18 May 2011
As fighting continues in Misrata and other cities in Libya, civilians are struggling to get medical aid and health workers are among the casualties.
The Libyan Red Crescent reports that in the past five days, three of its ambulances have been hit in three separate incidents, resulting in the death of a nurse and injuries to a patient and three volunteers.
In addition, the International Committee of the Red Cross (ICRC) has received allegations concerning the misuse of the red cross and red crescent emblems to support military operations, and the use of ambulances to transport arms and weapon bearers.
Reaching the wounded
©InfoGeorgios Georgantas, ICRC deputy head of operations for north and west Africa, said: "Medical personnel and ambulances must be allowed to reach the wounded. We reiterate our call to the authorities and to all weapons bearers to respect medical services and the emblems of the red crescent and red cross."
Misrata’s two main hospitals are struggling to cope with the injured, a situation made worse by the fact that many specialised doctors and nursing staff have fled the city.
”Treating critical cases is difficult, and it is currently impossible to treat cancer patients and people with chronic diseases," explained ICRC doctor Gabriel Salazar.
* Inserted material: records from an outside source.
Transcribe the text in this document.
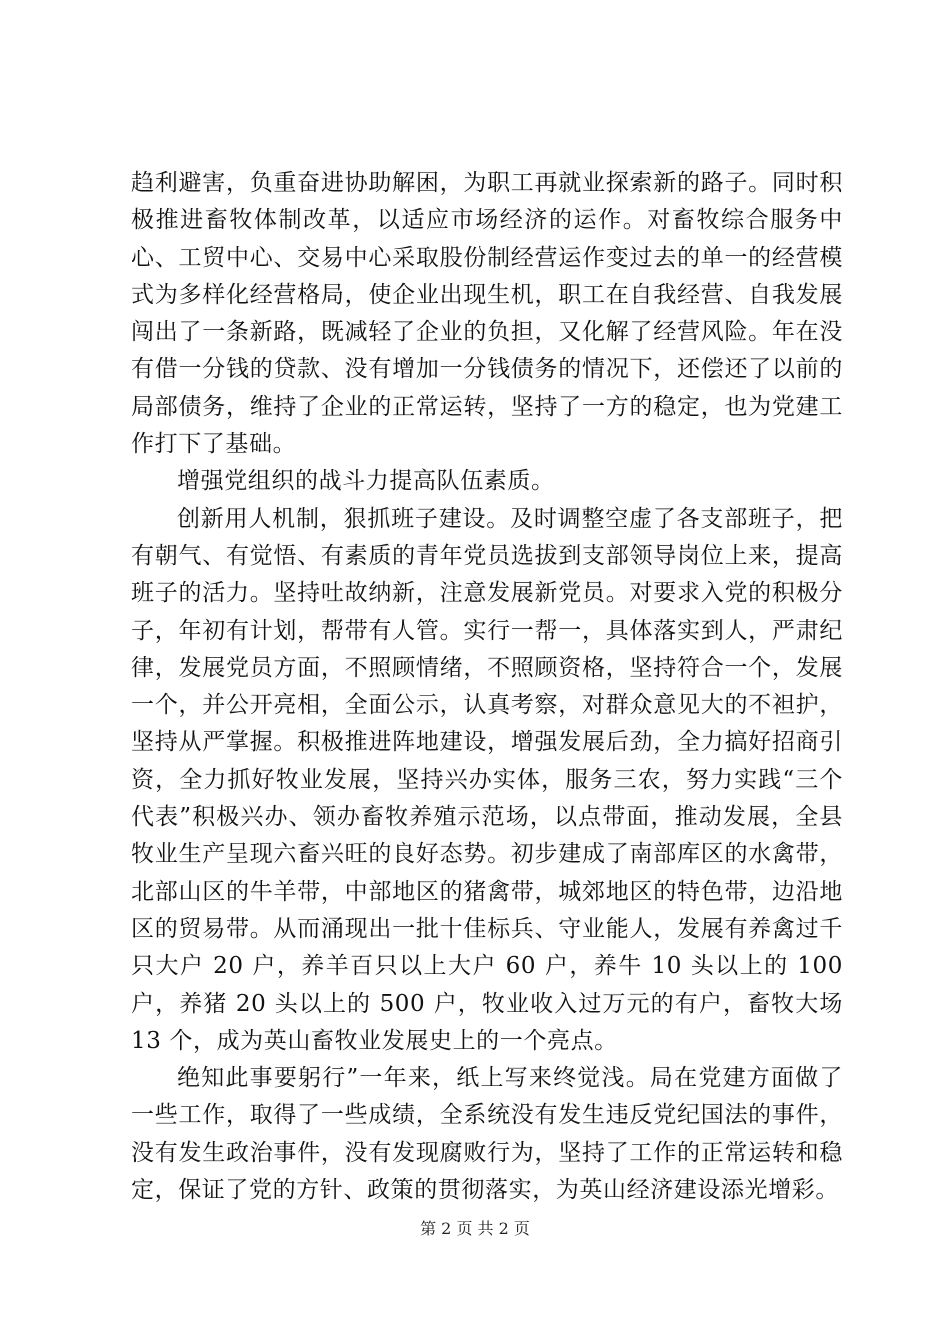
趋利避害，负重奋进协助解困，为职工再就业探索新的路子。同时积极推进畜牧体制改革，以适应市场经济的运作。对畜牧综合服务中心、工贸中心、交易中心采取股份制经营运作变过去的单一的经营模式为多样化经营格局，使企业出现生机，职工在自我经营、自我发展闯出了一条新路，既减轻了企业的负担，又化解了经营风险。年在没有借一分钱的贷款、没有增加一分钱债务的情况下，还偿还了以前的局部债务，维持了企业的正常运转，坚持了一方的稳定，也为党建工作打下了基础。

增强党组织的战斗力提高队伍素质。

创新用人机制，狠抓班子建设。及时调整空虚了各支部班子，把有朝气、有觉悟、有素质的青年党员选拔到支部领导岗位上来，提高班子的活力。坚持吐故纳新，注意发展新党员。对要求入党的积极分子，年初有计划，帮带有人管。实行一帮一，具体落实到人，严肃纪律，发展党员方面，不照顾情绪，不照顾资格，坚持符合一个，发展一个，并公开亮相，全面公示，认真考察，对群众意见大的不袒护，坚持从严掌握。积极推进阵地建设，增强发展后劲，全力搞好招商引资，全力抓好牧业发展，坚持兴办实体，服务三农，努力实践“三个代表”积极兴办、领办畜牧养殖示范场，以点带面，推动发展，全县牧业生产呈现六畜兴旺的良好态势。初步建成了南部库区的水禽带，北部山区的牛羊带，中部地区的猪禽带，城郊地区的特色带，边沿地区的贸易带。从而涌现出一批十佳标兵、守业能人，发展有养禽过千只大户 20 户，养羊百只以上大户 60 户，养牛 10 头以上的 100 户，养猪 20 头以上的 500 户，牧业收入过万元的有户，畜牧大场 13 个，成为英山畜牧业发展史上的一个亮点。

绝知此事要躬行”一年来，纸上写来终觉浅。局在党建方面做了一些工作，取得了一些成绩，全系统没有发生违反党纪国法的事件，没有发生政治事件，没有发现腐败行为，坚持了工作的正常运转和稳定，保证了党的方针、政策的贯彻落实，为英山经济建设添光增彩。

第 2 页 共 2 页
An ICRC team last week visited Al Hikma hospital and the Libyan Red Crescent hospital, delivering surgical kits and dressing materials. The team evacuated 108 civilians from Misrata to Benghazi: 35 people from this group had to be hospitalised and 25 of those had suffered weapon wounds.
Access to water
During a three-day visit to Misrata, the ICRC team delivered food and other essential supplies to around 300 foreign nationals living in the camp run by volunteers from the Libyan Red Crescent.
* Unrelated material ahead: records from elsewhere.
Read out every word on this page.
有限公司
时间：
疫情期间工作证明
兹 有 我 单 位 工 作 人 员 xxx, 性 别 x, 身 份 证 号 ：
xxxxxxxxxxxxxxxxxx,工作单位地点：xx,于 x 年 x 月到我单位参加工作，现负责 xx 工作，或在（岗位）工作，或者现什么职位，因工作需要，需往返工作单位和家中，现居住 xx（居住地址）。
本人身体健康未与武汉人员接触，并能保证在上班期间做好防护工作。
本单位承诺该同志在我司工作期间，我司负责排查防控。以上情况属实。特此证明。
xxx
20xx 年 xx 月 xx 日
Access to water remains problematic in Misrata, and people continue to rely on the desalination plant and the local wells. The ICRC team will continue to monitor the water situation closely over the coming months.
Red Cross delegates also visited and registered 185 detainees in two places of detention under the authority of the Libyan Armed Opposition. More than 170 ‘safe and well’ messages were collected and will be delivered to the families of those detainees, who are anxious to receive news.